Deutsche Bank AG’s senior bankers were left in the dark over possible job cuts following a call with managing directors on Monday afternoon.
The briefing, presented by co-Chief Executive Officers Anshu Jain and Juergen Fitschen, only repeated the firm’s public statements that details on how it will shrink will be made available over the next 90 days, according to bankers on the call, asking not to be identified as the discussion was private. A spokeswoman for Deutsche Bank in London declined to comment.
Following a six-month review, and with Jain and Fitschen under pressure to boost returns after missing targets for three years, Germany’s largest bank said Monday it’s selling part of its Postbank consumer lender and cutting back the investment bank. The shares slid the most in 15 months as investors questioned the lack of detail in the proposals.
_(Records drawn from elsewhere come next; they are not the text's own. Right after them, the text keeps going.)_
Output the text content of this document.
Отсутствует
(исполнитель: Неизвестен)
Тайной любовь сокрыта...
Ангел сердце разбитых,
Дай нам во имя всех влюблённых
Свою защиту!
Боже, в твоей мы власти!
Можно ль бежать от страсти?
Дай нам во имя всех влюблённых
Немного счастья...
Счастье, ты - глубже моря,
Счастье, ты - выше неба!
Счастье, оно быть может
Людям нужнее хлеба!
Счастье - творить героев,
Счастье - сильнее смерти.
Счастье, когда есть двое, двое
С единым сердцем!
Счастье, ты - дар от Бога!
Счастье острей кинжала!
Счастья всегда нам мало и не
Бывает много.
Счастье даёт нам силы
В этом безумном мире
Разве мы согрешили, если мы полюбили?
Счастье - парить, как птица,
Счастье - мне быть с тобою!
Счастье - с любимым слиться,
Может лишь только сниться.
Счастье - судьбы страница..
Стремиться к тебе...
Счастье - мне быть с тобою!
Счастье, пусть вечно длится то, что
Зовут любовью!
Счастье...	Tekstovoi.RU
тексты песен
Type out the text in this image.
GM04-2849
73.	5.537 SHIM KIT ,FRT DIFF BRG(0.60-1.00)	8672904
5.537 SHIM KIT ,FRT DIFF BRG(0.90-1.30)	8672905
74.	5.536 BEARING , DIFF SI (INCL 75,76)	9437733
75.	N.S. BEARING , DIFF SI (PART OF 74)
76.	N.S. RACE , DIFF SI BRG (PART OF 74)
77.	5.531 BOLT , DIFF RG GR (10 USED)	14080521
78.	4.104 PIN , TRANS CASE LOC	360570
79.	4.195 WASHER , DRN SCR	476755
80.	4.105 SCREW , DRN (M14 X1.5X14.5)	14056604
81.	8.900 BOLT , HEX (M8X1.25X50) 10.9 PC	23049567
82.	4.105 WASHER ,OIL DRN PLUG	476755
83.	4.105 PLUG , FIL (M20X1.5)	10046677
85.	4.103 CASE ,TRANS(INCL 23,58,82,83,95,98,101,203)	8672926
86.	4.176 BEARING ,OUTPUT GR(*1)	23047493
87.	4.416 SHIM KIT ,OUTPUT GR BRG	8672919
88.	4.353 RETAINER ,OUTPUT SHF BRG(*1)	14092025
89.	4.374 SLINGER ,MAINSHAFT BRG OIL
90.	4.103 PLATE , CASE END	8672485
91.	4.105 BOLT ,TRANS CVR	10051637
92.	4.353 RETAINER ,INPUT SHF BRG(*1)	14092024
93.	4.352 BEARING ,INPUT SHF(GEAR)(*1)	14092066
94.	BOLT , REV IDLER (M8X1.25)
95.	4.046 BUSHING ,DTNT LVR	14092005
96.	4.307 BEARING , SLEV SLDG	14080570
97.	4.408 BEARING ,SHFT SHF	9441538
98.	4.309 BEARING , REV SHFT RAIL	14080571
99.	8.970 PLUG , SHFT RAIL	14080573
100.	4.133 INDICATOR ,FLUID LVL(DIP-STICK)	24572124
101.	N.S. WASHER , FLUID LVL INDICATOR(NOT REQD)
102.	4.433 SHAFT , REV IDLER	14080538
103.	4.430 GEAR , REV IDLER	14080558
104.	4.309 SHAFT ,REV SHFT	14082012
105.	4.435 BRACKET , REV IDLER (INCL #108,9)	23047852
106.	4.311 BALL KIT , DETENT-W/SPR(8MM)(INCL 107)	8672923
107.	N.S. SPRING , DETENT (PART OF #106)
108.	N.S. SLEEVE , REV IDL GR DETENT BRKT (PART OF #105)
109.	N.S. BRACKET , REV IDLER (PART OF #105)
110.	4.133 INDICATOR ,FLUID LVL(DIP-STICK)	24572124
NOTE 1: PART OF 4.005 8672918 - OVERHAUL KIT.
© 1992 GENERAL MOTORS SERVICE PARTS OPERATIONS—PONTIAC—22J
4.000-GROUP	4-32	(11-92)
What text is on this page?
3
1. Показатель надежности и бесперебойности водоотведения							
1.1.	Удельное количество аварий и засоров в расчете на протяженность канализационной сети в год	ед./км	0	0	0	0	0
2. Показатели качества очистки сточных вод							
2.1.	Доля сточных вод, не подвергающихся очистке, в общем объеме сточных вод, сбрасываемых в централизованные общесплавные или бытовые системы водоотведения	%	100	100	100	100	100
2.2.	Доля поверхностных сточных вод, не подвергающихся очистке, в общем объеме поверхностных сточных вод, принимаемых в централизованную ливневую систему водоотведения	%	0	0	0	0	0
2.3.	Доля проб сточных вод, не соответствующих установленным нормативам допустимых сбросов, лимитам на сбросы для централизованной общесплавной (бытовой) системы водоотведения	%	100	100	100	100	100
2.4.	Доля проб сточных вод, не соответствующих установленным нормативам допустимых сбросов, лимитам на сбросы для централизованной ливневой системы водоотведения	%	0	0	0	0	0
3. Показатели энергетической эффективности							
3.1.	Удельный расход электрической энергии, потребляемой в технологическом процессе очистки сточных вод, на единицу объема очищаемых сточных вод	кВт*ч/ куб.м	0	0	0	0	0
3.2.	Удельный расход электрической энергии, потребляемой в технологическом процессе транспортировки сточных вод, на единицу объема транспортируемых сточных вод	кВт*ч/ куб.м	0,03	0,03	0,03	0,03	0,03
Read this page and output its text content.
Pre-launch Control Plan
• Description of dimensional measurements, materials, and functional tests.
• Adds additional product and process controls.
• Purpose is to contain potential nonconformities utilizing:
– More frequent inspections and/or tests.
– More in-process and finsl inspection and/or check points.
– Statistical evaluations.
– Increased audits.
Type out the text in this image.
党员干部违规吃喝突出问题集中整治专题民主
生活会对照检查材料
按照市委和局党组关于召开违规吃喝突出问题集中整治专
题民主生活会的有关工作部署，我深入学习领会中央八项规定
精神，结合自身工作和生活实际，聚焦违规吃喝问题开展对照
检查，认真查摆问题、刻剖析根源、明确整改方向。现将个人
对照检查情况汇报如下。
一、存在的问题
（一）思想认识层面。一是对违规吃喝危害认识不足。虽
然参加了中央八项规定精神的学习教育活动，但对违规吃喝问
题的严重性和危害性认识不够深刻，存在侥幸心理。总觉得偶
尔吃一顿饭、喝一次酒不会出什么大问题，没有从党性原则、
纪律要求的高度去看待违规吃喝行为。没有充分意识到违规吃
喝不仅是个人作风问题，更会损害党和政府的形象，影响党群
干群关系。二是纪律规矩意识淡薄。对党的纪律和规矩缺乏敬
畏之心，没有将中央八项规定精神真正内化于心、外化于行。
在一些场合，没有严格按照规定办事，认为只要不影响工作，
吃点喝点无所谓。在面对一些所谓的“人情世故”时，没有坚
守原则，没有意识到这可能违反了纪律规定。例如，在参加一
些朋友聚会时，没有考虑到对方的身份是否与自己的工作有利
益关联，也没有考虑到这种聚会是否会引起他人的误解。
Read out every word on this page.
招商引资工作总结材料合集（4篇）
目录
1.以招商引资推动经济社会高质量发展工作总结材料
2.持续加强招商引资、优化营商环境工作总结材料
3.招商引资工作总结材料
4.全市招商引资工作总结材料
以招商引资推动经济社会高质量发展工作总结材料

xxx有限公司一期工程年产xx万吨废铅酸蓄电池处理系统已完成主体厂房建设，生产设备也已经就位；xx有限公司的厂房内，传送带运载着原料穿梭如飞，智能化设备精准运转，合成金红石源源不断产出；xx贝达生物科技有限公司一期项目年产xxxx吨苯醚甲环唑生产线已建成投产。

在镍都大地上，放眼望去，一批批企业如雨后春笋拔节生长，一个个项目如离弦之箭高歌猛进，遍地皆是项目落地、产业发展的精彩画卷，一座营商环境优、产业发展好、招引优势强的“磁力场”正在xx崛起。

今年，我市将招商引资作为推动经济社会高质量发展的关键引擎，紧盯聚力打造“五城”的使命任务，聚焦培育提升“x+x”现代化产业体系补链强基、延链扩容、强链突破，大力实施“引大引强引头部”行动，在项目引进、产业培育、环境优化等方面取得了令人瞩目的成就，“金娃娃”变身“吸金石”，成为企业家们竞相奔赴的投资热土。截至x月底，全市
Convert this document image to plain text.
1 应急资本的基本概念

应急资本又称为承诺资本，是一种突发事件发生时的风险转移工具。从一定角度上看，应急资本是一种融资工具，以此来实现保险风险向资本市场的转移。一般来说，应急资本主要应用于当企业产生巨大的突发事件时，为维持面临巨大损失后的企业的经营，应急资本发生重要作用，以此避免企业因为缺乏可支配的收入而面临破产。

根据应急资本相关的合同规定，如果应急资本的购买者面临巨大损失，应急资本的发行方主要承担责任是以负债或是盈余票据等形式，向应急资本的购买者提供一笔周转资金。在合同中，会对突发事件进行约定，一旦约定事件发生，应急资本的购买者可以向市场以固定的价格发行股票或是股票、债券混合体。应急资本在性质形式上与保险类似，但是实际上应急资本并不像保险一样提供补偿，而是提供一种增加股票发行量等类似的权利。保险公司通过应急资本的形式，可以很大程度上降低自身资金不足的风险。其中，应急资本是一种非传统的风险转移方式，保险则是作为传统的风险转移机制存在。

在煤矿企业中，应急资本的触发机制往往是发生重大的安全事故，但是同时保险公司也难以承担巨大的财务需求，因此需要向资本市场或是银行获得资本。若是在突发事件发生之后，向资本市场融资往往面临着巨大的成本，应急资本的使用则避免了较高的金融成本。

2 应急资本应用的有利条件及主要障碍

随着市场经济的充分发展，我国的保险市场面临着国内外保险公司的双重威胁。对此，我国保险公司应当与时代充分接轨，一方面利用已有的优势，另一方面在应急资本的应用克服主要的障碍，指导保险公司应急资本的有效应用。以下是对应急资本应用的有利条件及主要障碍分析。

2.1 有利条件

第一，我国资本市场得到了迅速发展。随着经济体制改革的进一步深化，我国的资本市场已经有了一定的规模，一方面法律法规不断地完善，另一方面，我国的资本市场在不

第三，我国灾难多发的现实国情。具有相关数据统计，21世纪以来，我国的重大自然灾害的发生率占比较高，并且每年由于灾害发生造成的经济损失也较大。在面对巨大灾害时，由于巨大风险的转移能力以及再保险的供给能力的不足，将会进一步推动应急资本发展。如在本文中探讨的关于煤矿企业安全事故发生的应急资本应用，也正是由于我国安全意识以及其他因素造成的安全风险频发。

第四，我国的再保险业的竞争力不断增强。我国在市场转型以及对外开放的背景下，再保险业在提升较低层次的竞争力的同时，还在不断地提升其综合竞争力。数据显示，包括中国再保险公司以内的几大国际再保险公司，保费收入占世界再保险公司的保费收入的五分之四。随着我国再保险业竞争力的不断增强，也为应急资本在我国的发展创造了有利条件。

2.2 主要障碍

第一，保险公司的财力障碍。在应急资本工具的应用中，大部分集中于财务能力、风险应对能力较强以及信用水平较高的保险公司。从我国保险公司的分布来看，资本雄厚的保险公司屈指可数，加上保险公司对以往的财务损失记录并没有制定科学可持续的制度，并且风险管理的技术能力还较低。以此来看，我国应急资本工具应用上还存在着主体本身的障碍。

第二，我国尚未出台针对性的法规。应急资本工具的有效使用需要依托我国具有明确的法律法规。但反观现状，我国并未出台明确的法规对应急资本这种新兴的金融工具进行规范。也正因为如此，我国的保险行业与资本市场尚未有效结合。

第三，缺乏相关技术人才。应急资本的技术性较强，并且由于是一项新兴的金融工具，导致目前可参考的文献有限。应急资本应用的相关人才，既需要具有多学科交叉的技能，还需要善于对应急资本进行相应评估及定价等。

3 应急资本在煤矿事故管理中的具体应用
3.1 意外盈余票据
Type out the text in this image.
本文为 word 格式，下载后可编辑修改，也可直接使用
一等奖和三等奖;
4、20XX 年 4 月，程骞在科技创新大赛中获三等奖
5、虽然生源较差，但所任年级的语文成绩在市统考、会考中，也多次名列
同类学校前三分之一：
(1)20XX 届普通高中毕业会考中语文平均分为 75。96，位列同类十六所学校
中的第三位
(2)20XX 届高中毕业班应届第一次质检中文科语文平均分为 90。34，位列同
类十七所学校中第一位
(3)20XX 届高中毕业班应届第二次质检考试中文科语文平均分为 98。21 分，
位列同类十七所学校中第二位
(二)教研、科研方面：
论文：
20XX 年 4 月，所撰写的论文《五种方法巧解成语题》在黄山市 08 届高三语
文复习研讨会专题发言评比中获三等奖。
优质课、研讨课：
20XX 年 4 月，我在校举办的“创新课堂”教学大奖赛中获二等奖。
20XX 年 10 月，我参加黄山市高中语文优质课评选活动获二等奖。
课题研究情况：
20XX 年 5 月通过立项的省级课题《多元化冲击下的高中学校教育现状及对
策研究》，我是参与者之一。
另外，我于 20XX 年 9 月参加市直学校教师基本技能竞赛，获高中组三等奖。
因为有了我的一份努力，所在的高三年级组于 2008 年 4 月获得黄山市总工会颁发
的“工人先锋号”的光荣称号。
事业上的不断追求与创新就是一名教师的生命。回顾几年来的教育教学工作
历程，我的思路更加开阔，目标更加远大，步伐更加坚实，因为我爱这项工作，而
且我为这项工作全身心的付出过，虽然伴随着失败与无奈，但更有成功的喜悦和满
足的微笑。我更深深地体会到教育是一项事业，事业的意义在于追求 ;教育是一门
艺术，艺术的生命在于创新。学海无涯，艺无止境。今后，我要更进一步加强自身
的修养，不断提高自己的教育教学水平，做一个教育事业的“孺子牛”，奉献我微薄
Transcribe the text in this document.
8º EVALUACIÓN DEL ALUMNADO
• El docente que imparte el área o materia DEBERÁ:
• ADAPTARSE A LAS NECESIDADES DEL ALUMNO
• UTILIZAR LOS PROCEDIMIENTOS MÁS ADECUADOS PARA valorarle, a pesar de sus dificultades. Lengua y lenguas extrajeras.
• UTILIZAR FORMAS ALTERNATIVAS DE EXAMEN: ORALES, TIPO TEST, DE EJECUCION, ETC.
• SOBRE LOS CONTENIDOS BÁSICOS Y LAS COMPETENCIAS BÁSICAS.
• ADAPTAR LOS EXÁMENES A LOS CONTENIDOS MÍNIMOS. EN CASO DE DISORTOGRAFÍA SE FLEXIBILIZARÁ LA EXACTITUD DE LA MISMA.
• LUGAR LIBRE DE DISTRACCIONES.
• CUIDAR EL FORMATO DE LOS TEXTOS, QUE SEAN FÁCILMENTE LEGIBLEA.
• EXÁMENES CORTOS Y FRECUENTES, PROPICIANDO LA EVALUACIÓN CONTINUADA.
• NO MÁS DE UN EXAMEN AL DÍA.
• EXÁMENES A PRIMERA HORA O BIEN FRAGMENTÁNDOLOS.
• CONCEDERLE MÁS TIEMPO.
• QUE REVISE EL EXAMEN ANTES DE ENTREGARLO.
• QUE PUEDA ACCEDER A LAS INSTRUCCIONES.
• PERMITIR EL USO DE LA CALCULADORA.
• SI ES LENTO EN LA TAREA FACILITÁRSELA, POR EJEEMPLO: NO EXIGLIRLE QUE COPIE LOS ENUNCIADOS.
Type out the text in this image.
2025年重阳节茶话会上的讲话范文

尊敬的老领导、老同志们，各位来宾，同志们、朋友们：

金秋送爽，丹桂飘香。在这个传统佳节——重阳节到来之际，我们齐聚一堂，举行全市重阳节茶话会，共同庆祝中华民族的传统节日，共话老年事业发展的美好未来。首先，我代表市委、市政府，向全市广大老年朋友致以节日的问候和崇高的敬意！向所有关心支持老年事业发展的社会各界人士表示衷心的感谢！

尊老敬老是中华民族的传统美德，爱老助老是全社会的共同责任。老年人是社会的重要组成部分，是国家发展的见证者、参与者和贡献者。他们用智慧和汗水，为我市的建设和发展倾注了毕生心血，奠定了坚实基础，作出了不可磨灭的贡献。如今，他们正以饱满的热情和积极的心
“Much as we have sympathy for management being unable to disclose much more given timing and regulation yet to be set, more detail on these elements will be needed at the follow-up announcement,” Omar Fall, an analyst at Jefferies LLC in London, said in a note to clients. “This now becomes a key catalyst to regain momentum for the equity story.”
The bank has said it plans to reduce leverage by 150 billion euros ($164 billion) at the investment bank by cutting its businesses of long-dated uncleared derivatives and repos, while optimizing rates, credit and the unit servicing hedge funds. The reorganization will cost about 800 million euros.